Jarrett Billingsley wrote:
On Thu, Mar 12, 2009 at 9:33 AM, Andrei Alexandrescu
<seewebsiteforem...@erdani.org> wrote:
Hello,


I'm looking for a catchy phrase denoting this D idiom:

template Blah(Stuff)
{
  alias ... Blah;
}

i.e., defining inside a template a symbol of the same name as the template
itself. Then you can use Blah!(X, Y) to mean Blah!(X, Y).Blah.

What would be a catchy, descriptive, and memorable phrase for this?

...Unnecessary?

You know i have to be contrary :P but I have never found a use for
multiple declarations inside a template _except_ when it's used as a
mixin.  Most of the time, I declare exactly one symbol inside the
template, and it's always the same name as the template.  Having to
specify the name of the template over and over inside it is a blatant
violation of DRY, easy to mess up (typos, changing the template name
etc.) and is hard to diagnose when you do it wrong, since the compiler
just has no idea what you're trying to do and you end up with all
sorts of confusing errors about voids having no value.

Allowing multiple declarations inside templates looks good in the
spec, but honestly, I only ever use it for mixins.  My mixin templates
are also never used as anything other than mixin templates, creating
this sort of split between templates and mixins, even though they're
represented by the same language structure.  Mixins are really more
like a limited form of semihygenic AST macro, one which can only
expand to declarations and not arbitrary code structures.

If templates were limited to a single declaration - and mixins were
either changed to a different "type" or replaced outright by macros -
I'd be perfectly happy, and there'd be no need for Implicit Template
Name Forwarding (do you see what I just did there ;) ).

Nice.
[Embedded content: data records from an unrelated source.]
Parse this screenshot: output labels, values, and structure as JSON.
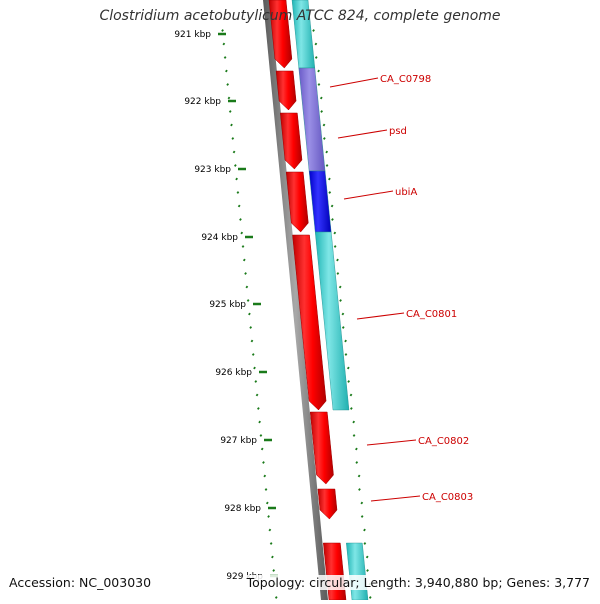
{
  "title": "Clostridium acetobutylicum ATCC 824, complete genome",
  "accession": "Accession: NC_003030",
  "topology": "Topology: circular; Length: 3,940,880 bp; Genes: 3,777",
  "ticks": [
    {
      "label": "921 kbp"
    },
    {
      "label": "922 kbp"
    },
    {
      "label": "923 kbp"
    },
    {
      "label": "924 kbp"
    },
    {
      "label": "925 kbp"
    },
    {
      "label": "926 kbp"
    },
    {
      "label": "927 kbp"
    },
    {
      "label": "928 kbp"
    },
    {
      "label": "929 kbp"
    }
  ],
  "gene_labels": [
    {
      "name": "CA_C0798"
    },
    {
      "name": "psd"
    },
    {
      "name": "ubiA"
    },
    {
      "name": "CA_C0801"
    },
    {
      "name": "CA_C0802"
    },
    {
      "name": "CA_C0803"
    }
  ],
  "colors": {
    "forward_gene": "#ff0000",
    "cds_default": "#33cccc",
    "cds_highlight_light": "#7b6fd6",
    "cds_highlight_dark": "#0000ee",
    "backbone": "#808080",
    "gc_plot": "#1a7a1a",
    "label": "#cc0000"
  }
}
The problem however is that very, very often I need to store intermediate results, otherwise the code becomes quickly unreadable or spread across too many different non-reusable templates. What I now do is e.g. create a short template Blah(X, Y, Z) that aliases itself to BlahImpl!(X, Y, Z).Result. Hardly elegant.

I suggested Walter to allow templates using the eponymous trick to be able to define private symbols.